Der Beifall war so ohrenbetäubend, dass Aldoc sich die Ohren zuhielt, um nicht taub zu werden. "Ich kenne die Hälfte von euch nicht halb so gut, wie ich es gern möchte, und ich mag weniger als die Hälfte von euch auch nur halb so gern, wie ihr es verdient."
Schweigen und verhaltenes Klatschen. Adloc verstand nicht, was Bilbo da gesagt hatte, aber es klang aufregend. Bestimmt mochte der alte Gastgeber ihn!
"Zweitens", erklang Bilbos Stimme erneut. "Um meinen Geburtstag zu feiern. Eigentlich sollte ich sagen, UNSEREN Geburtstag. Denn es ist natürlich auch der Geburtstag meines Erben und Neffen Frodo. Heute wird er mündig und tritt sein Erbe an."
Aldoc kannte diesen Frodo vom Sehen her. Hatte wohl auch Tukblut in den Adern, das hatte er irgendwo einmal aufgeschnappt, aber ganz sicher war er sich nicht. Er suchte in der Menge nach dem erwähnten Erben des alten Herrn Beutlin, aber entdeckte ihn gerade nicht. Wie toll musste es sein, Bilbos Erbe zu sein und dieses Erbe heute... schlagartig wurde ihm bewusst, was Bilbo da gesagt hatte.

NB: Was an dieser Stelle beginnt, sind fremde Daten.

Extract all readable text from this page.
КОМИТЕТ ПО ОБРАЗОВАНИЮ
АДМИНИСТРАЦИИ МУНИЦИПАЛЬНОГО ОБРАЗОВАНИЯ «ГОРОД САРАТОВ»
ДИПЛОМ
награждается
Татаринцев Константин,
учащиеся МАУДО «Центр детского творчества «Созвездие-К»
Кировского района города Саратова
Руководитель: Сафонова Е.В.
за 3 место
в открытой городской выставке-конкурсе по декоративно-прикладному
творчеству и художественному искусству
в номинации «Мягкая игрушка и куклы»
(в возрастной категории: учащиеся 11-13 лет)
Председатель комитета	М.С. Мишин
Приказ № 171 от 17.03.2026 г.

Frodo tritt sein Erbe heute an? Wie meint er das?"Zusammen sind wir hundertvierundvierzig Jahre alt. Die Zahl der Tischgenossen sollte dieser bemerkenswerten Gesamtsumme entsprechen: ein Gros, wenn ich den Ausdruck gebrauchen darf. Außerdem ist es, wenn ich die alte Geschichte erwähnen darf, der Jahrestag meiner Ankunft mit dem Fass in Esgaroth am Langen See; obwohl ich die Tatsache, dass es mein Geburtstag war, damals vergessen hatte. Ich wurde nämlich erst einundfünfzig, und in diesem Alter sind Geburtstage noch nicht so wichtig."
Da erwähnte er endlich seine Abenteuer, und anstatt sie zu erzählen, schweifte er ab und faselte etwas über die Wichtigkeit von Geburtstagen? Auf einmal erkannte Aldoc, dass diese Rede nicht mehr zu einer Geschichtsstunde mutieren würde, also sehnte er sich ihr Ende herbei. Schließlich sprach Bilbo noch vom Bankett in Esgaroth, bei dem er erkältet gewesen war, und bedankte sich noch einmal für die Anwesenheit seiner Gäste. Aldoc dachte sich indes nur, dass er doch endlich zum Punkt kommen sollte.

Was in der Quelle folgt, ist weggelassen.